Да, мужественные защитники родных укреплений, принадлежащие к морскому ведомству, ваши имена не остались безвестными, они внесены в летопись той осады, которая, благодаря вашей беспредельной храбрости, вынудила у самих врагов признание о доблестях русского воина. Вслед за этими списками читатель постоянно находит многочисленные известия о мерах начальства к призрению матросов, оправившихся от ран. Все они были спрашиваемы, в чем теперь состоят их желания, которые по возможности будут выполнены правительством. И сколько скромности, самоотвержения было выказано этими страдальцами! — Вообще, они сохраняли убеждение, что, жертвуя своею кровью, только исполнили свой долг и не считали себя имеющими какие-либо особенные права на благодарность и пособия; нужно было настоятельно требовать, чтоб они высказали свои желания, — иначе они молчали, не думая просить ни о чем; да и будучи настоятельными расспросами принуждены говорить, большая часть из этих воинов ограничивали свои желания — возвращением на бастионы или общим, скромным препоручением себя милостивой заботливости начальства… Вот, например, каковы были ответы 653 раненых матросов, о которых известия передаются в январской книжке «Морского Сборника»:

«На вопросы, в чем состоят их нужды, чего желают для себя или 'для родных, они почти все единогласно отвечают: «Батюшка царь не оставит нас, а мы желаем, если господь поможет выздороветь, то поскорее явиться к товарищам на бастионы, отплатить врагам». При настоятельном же требовании от них указания на способы пособия, выразили желание:

«Изъявили вообще упование на милосердие начальства 228; остальные 377 человек просили одной милости — дозволить нм вернуться на бастионы и в команды».
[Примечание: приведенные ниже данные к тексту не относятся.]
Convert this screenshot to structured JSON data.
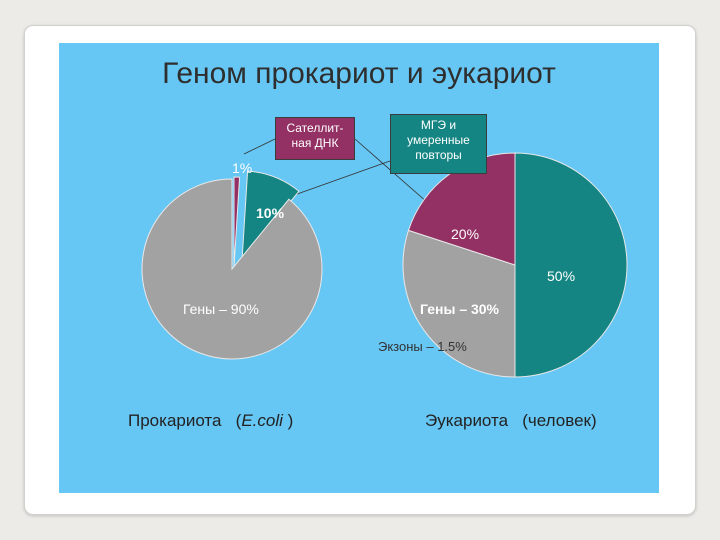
{
  "title": "Геном прокариот и эукариот",
  "colors": {
    "slide_background": "#66c6f4",
    "genes": "#a2a2a2",
    "satellite_dna": "#933064",
    "mge": "#148582"
  },
  "callouts": {
    "satellite": "Сателлит-\nная ДНК",
    "mge": "МГЭ и\nумеренные\nповторы"
  },
  "captions": {
    "prokaryote": "Прокариота",
    "prokaryote_species_open": "(",
    "prokaryote_species": "E.coli",
    "prokaryote_species_close": ")",
    "eukaryote": "Эукариота",
    "eukaryote_species": "(человек)"
  },
  "chart_data": [
    {
      "type": "pie",
      "title": "Прокариота (E.coli )",
      "slices": [
        {
          "category": "Сателлитная ДНК",
          "value": 1,
          "label": "1%",
          "color": "#933064"
        },
        {
          "category": "МГЭ и умеренные повторы",
          "value": 10,
          "label": "10%",
          "color": "#148582"
        },
        {
          "category": "Гены",
          "value": 90,
          "label": "Гены – 90%",
          "color": "#a2a2a2"
        }
      ]
    },
    {
      "type": "pie",
      "title": "Эукариота (человек)",
      "slices": [
        {
          "category": "МГЭ и умеренные повторы",
          "value": 50,
          "label": "50%",
          "color": "#148582"
        },
        {
          "category": "Гены",
          "value": 30,
          "label": "Гены – 30%",
          "color": "#a2a2a2"
        },
        {
          "category": "Сателлитная ДНК",
          "value": 20,
          "label": "20%",
          "color": "#933064"
        }
      ],
      "annotation": "Экзоны – 1.5%"
    }
  ]
}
Сколько мыслей родят эти строки, запечатленные такою поразительною правдою! Из 653 человек только 43, да и то единственно по повторенному требованию, изъявляют определенные желания и надежды, — и как скромны эти желания! Остальные — говорят только, что поручают себя милости начальства — пусть оно само чём-нибудь наградит их, если находит достойными награды… А большая часть не произносят даже, и этих слов… Как ярко обрисовывается одним таким фактом жизнь русского воина, умирающего за отечество, не ожидая воздаяний! Как хорошо обрисовывается ими жизнь русского простолюдина вообще! — Но морское начальство, как видим из «Сборника», хочет, чтобы верная служба отечеству не осталась без воздаяний для этих людей, столь чуждых даже мысли о воздаянии. И «Морской Сборник», исполняя эту цель правительства в литературной сфере, передает нам достойные памяти имена всех нижних чинов его ведомства, проливших кровь за родину, и прилагает к своим книжкам портрет и краткую биографию то одного, то другого из этих скромных, но истинных героев. Так, при мартовской книжке находим портрет унтер-офицера Круглова, при июньской — квартирмейстера Полукарова, при июльской — боцмана Буденко, при первой августовской — квартирмейстера Караси-кова, при первой сентябрьской — боцмана Ананьина.